Restos mortais de 181 imigrantes foram encontrados no deserto do Arizona entre janeiro e setembro de 2020. Número que representa 37 mortes a mais que todo o ano de 2019, segundo um levantamento feito pela Humane Borders , organização que atua na defesa dos direitos humanos.
A quantidade de mortes deste ano também é a maior desde 2013, quando foram encontrados 186 corpos de imigrantes no deserto.
Grupos humanitários e autoridades públicas do condado de Pima, no Arizona, relacionam o alto índice de mortes ao endurecimento das políticas de segurança na fronteira, que leva os imigrantes a driblarem a fiscalização buscando rotas mais arriscadas para entrarem nos EUA.
“É como parar a água: se você bloqueia em um lugar, ele irá para outro lugar”, disse o xerife de Pima county, Mark Napier. “Estamos vendo os resultados disso como aumento nas mortes”, completou.
Segundo a Humane Borders, 85 óbitos foram registrados apenas nos últimos três meses deste ano.
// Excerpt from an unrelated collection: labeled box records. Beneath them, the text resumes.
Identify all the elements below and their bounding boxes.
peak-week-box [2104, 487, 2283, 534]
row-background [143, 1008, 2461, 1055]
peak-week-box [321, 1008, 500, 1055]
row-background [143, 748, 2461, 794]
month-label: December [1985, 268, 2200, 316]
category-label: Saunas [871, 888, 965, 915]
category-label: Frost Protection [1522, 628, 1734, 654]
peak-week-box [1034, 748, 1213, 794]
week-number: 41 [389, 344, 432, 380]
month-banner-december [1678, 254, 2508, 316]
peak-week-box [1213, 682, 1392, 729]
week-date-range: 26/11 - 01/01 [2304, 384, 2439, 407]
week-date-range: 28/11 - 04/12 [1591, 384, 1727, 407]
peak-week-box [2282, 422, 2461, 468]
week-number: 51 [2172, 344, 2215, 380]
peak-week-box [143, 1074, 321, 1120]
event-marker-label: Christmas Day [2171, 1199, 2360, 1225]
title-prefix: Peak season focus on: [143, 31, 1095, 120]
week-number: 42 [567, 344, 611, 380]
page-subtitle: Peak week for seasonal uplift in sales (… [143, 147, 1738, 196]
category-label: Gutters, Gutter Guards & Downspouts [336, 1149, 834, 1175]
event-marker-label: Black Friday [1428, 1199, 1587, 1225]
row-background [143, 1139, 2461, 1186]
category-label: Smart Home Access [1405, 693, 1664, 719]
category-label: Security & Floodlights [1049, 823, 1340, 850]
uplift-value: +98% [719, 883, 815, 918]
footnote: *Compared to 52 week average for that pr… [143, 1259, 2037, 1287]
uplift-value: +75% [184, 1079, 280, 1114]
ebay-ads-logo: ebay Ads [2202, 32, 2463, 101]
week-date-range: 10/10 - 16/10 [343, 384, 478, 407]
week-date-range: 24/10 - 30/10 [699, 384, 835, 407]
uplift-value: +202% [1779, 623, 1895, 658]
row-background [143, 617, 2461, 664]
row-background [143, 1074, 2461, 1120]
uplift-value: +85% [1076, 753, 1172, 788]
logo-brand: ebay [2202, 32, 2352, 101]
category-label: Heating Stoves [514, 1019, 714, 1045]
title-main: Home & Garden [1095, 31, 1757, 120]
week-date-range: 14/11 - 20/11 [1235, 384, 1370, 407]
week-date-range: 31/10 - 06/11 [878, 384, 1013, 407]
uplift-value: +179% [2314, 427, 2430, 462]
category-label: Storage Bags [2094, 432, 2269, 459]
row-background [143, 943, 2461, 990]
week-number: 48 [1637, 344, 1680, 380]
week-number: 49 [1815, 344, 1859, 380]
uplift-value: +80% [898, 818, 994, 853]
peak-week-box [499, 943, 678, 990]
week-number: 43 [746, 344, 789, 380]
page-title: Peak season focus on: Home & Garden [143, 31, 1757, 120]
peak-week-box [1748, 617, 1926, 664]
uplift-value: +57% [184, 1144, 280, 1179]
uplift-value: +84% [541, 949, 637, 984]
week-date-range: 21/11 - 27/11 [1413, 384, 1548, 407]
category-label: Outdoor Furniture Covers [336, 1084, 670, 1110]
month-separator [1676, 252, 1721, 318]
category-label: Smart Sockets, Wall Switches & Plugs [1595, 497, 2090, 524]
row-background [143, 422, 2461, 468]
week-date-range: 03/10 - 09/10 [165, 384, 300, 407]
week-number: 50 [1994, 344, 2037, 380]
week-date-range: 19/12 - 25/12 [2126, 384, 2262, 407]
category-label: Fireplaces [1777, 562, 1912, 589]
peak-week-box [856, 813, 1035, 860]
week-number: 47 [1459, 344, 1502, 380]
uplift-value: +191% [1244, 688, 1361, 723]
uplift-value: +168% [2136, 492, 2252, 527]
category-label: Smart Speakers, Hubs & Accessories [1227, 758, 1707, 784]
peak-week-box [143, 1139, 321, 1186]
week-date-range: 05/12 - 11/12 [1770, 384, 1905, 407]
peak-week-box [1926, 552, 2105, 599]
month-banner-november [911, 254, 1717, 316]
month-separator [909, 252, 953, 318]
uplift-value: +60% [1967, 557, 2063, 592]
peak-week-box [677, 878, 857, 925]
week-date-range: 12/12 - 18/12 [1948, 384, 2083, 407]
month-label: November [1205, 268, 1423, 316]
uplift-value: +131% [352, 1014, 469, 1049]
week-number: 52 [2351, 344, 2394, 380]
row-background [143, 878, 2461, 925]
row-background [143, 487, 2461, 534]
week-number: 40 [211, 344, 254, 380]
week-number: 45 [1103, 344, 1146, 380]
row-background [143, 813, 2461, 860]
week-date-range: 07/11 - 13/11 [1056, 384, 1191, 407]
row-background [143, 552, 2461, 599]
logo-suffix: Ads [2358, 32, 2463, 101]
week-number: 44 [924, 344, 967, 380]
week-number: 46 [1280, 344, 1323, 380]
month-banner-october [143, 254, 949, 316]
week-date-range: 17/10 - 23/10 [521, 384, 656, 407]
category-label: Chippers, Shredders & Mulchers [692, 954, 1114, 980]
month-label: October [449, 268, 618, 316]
Para chegar a esses números, a instituição usou dados do Pima County Medical Examiner’s Office e de outras instituições públicas.
“Jornada para a morte“
Em entrevista ao jornal Arizona Times, o xerife Mark Napier disse que as mortes são quase 100% provocadas pelo calor intenso associado à falta dàgua. “Se você está caminhando 20 milhas no deserto, sob um calor de 105 ºF e não tem água, é uma jornada para a morte”, disse o xerife.
Segundo ele, na maioria das vezes não são os agentes policiais que encontram os imigrantes, mas os imigrantes que procuram as autoridades pedindo socorro. Napier contou que 85% de suas ligações para Custom and Border Protection (CBP) são para pedir ajuda para resgatar imigrantes que ligaram para o 911 porque estão presos no deserto e, literalmente, morrendo de sede.
De acordo com o National Weather Service, o verão no Arizona atingiu recordes de calor neste ano de 2020, associado a uma temporada de seca que foi a maior desde 1895, com apenas 0,10 polegadas de chuvas registradas até agora durante o ano.
“Existem poucas ou nenhuma fonte de água aqui”, relatou Sophie Smith, co-fundadora da organização humanitária People Helping People, com sede em Arivaca (AZ). Ela explica que as poucas fontes que existem são, geralmente, tanques instalados por fazendeiros para matar a sede do gado.
“A água nesses tanques é suja e contaminada, mas é muito comum que as pessoas bebam para sobreviver”, contou.
Segundo Smith, a política criada em 1994 que retira recursos de proteção da fronteira seca para investir em portos e outras áreas não é por acaso.
“Está escrito na política”, disse Smith, “o texto diz que a patrulha da fronteira visa colocar as pessoas em terreno hostil, onde podem se encontrar em perigo mortal, como forma de desencoraja-las a fazer a travessia”, relatou.
Smith acredita que os imigrantes continuam chegando mesmo com todos os obstáculos porque têm pouca escolha. “Fugindo não só da violência econômica e da pobreza que criam circunstâncias muito mortais, mas ameaças literais à vida” concluiu.